Aquellas preguntas resultaban totalmente inofensivas, pero Okela se sentía incómodo; siempre le había costado mucho mentir, pero no podía darse a conocer. Al igual que en una batalla, no podía mantenerse a la defensiva ante un ataque tan directo y que tenía pinta de no acabar nunca. Debía pasar a la ofensiva. A la gran mayoría de las personas les gusta hablar de sí mismas, y preguntando se consiguen varias cosas: la primera parecer interesado en su vida, aunque no lo estés; la segunda no hablar de uno mismo; y la tercera resultar agradable. No en vano el padre de Okela siempre le dijo: no hables nada de ti, habla muy poco de los demás y habla mucho de las cosas.

—¿Y tú, Atón? ¿De dónde eres? —contraatacó Okela.

—¿Yo? Atenas —repuso Atón.

—¿Tú eres ateniense? —dijo Okela sorprendido.
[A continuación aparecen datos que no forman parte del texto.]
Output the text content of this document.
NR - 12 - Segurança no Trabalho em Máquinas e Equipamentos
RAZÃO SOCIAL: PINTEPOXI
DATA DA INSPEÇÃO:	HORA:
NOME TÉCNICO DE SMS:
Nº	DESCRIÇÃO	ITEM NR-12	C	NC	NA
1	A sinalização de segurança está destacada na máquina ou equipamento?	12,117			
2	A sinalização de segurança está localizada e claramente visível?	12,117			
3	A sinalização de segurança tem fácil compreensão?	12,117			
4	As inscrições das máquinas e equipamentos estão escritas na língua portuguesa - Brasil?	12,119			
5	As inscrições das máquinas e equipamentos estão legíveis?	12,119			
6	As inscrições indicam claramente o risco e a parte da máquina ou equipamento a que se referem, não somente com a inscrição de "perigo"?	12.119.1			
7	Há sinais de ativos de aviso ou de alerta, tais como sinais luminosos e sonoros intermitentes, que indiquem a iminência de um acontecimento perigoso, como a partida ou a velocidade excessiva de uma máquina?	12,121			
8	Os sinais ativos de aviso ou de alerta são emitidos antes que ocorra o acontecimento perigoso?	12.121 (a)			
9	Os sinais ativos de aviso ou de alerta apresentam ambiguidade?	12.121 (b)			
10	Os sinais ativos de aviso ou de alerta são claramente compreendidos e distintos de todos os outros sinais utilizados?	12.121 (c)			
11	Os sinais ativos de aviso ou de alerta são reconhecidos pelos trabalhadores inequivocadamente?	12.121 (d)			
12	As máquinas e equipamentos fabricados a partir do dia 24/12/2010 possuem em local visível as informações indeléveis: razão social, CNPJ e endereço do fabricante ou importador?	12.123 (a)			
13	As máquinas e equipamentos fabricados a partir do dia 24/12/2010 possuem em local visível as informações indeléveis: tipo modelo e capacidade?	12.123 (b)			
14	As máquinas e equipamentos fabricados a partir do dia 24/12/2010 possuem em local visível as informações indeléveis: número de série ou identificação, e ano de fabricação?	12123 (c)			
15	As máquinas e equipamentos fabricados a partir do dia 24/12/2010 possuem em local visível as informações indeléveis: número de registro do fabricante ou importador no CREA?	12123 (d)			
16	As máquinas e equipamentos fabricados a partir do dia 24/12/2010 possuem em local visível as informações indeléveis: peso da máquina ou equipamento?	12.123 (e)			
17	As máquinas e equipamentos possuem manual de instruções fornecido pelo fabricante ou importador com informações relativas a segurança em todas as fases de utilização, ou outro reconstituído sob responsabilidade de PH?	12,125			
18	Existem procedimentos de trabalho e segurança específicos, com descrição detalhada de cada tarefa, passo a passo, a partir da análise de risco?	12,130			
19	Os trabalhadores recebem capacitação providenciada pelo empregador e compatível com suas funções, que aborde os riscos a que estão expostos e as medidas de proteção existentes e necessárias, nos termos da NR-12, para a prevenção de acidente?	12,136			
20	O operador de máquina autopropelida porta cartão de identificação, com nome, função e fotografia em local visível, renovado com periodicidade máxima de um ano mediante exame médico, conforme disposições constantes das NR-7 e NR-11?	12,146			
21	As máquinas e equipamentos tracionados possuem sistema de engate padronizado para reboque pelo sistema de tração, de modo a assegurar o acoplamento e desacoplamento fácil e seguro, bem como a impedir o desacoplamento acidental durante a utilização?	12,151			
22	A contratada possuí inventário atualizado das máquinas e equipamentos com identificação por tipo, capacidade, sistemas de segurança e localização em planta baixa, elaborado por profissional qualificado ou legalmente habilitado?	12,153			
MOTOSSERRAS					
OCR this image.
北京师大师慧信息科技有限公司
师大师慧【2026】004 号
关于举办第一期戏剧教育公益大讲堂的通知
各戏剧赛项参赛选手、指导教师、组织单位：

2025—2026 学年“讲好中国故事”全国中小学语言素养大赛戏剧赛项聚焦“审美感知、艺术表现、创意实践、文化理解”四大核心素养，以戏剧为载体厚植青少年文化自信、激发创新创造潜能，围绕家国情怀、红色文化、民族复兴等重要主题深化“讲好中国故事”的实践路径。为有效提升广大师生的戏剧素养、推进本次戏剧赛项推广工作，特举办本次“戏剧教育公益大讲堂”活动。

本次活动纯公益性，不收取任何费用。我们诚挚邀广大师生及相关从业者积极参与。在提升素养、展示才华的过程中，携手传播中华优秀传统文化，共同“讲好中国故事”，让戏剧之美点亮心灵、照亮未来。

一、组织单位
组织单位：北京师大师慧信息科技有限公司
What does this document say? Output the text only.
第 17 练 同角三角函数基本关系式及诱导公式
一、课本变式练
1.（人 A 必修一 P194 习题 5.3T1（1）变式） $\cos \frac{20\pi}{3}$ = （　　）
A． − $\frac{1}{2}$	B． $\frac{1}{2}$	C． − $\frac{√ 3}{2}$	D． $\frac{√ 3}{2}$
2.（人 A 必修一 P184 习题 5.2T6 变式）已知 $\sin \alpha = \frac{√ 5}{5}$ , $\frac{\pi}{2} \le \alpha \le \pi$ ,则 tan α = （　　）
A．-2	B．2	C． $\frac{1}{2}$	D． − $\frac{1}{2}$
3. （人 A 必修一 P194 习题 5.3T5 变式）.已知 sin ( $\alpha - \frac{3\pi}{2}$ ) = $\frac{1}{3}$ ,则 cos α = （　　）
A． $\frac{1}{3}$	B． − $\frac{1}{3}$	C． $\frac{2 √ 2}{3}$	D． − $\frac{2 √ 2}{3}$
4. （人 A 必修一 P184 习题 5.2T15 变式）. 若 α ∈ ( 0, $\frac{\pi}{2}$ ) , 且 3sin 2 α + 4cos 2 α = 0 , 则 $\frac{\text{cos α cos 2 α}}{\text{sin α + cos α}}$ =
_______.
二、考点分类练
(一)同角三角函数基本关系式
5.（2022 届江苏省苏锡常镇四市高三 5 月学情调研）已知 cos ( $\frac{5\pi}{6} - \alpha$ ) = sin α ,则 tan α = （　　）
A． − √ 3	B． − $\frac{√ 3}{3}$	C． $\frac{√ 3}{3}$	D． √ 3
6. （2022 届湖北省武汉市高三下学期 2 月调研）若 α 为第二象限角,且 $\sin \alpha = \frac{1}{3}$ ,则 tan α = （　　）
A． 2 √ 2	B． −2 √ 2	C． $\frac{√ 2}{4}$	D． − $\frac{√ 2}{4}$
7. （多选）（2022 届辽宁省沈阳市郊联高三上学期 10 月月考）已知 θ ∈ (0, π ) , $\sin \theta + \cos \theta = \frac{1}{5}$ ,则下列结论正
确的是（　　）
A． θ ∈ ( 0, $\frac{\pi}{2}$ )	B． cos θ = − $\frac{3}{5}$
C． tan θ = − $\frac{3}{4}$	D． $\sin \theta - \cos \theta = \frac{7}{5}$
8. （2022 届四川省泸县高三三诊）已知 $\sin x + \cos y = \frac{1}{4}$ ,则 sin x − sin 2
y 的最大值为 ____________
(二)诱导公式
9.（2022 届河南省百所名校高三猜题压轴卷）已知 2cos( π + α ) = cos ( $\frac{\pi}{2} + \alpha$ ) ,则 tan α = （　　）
—Bueno, Atenas esta mañana, hoy este barco, otro día Éfeso —respondió Atón desenfadado.

—Me he explicado mal. ¿Dónde naciste?

—Atón entendido bien. No sé dónde, muy pequeño padre cambió mi por cabra. Cabra da leche y Atón come mucho, cambio bueno —sentenció Atón dando a entender que aprobaba la decisión que su padre había tomado.

—Entiendo —dijo Okela sorprendido.

—Pero no importa nacer Atenas o nacer Éfeso o pueblo pequeño, Atón de ningún sitio, y así Atón de todas partes —dijo sonriendo y satisfecho.

—¿Eres un esclavo entonces? —dio Okela por supuesto.

—Abibaal amo, sí. Si trabajo bueno Abibaal da comida, vino y mujeres. ¿Necesita más yo?

—¿Qué es para ti un hombre libre entonces? —inquirió Okela intrigado.

—Hombre libre es hombre nómada, hombres libres hoy aquí y mañana no. Libertad muy insegura, muchas veces borrachos y no trabaja bien, siempre queja, dinero poco, trabajo mucho, comida mala. Esclavo bien, sólo hace lo que mandan y todo bien. Si obedeces no equivocas. Libertad decidir qué hacer mañana, esclavo tranquilo porque no responsable de mañana. —El muchacho hizo una pausa pensativo y se volvió a Okela con rostro inquisitivo—. ¿Y para ti? ¿Qué es libertad?

—Interesante pregunta, muchacho. —Y pensó un momento buscando en su interior la respuesta—. Supongo que la libertad para mi es poder hacer lo que tengo que hacer. Cumplir con mi deber.

En las palabras del chico había algo curioso. Parecía realmente feliz con su vida de esclavo, no entendía de patrias ni países y nada quería saber de la libertad, quizá porque, a su modo, se sentía libre. Simplemente sabía que al lado de Abibaal sus necesidades estaban cubiertas, hacía su trabajo con esmero y al no ser agraciado, o más bien tener un aspecto casi repugnante, no tenía peligro de convertirse en un juguete sexual como ocurría en muchos casos. Aunque pudiese parecer mentira, los dioses habían bendecido a Atón con aquella fealdad inhumana y con aquella capacidad para aceptarse. Pocas veces había conocido Okela a alguien tan feliz con su condición, ya fuese esclavo, mercader, soldado o artesano. Había cierta grandeza en esa forma de pensar tan básica. Tomas lo que los dioses te dan y te sientes feliz con ello; la libertad no es más que un sinónimo de deber y responsabilidad, y ésta es, a veces, una carga demasiado pesada para los hombros de un hombre.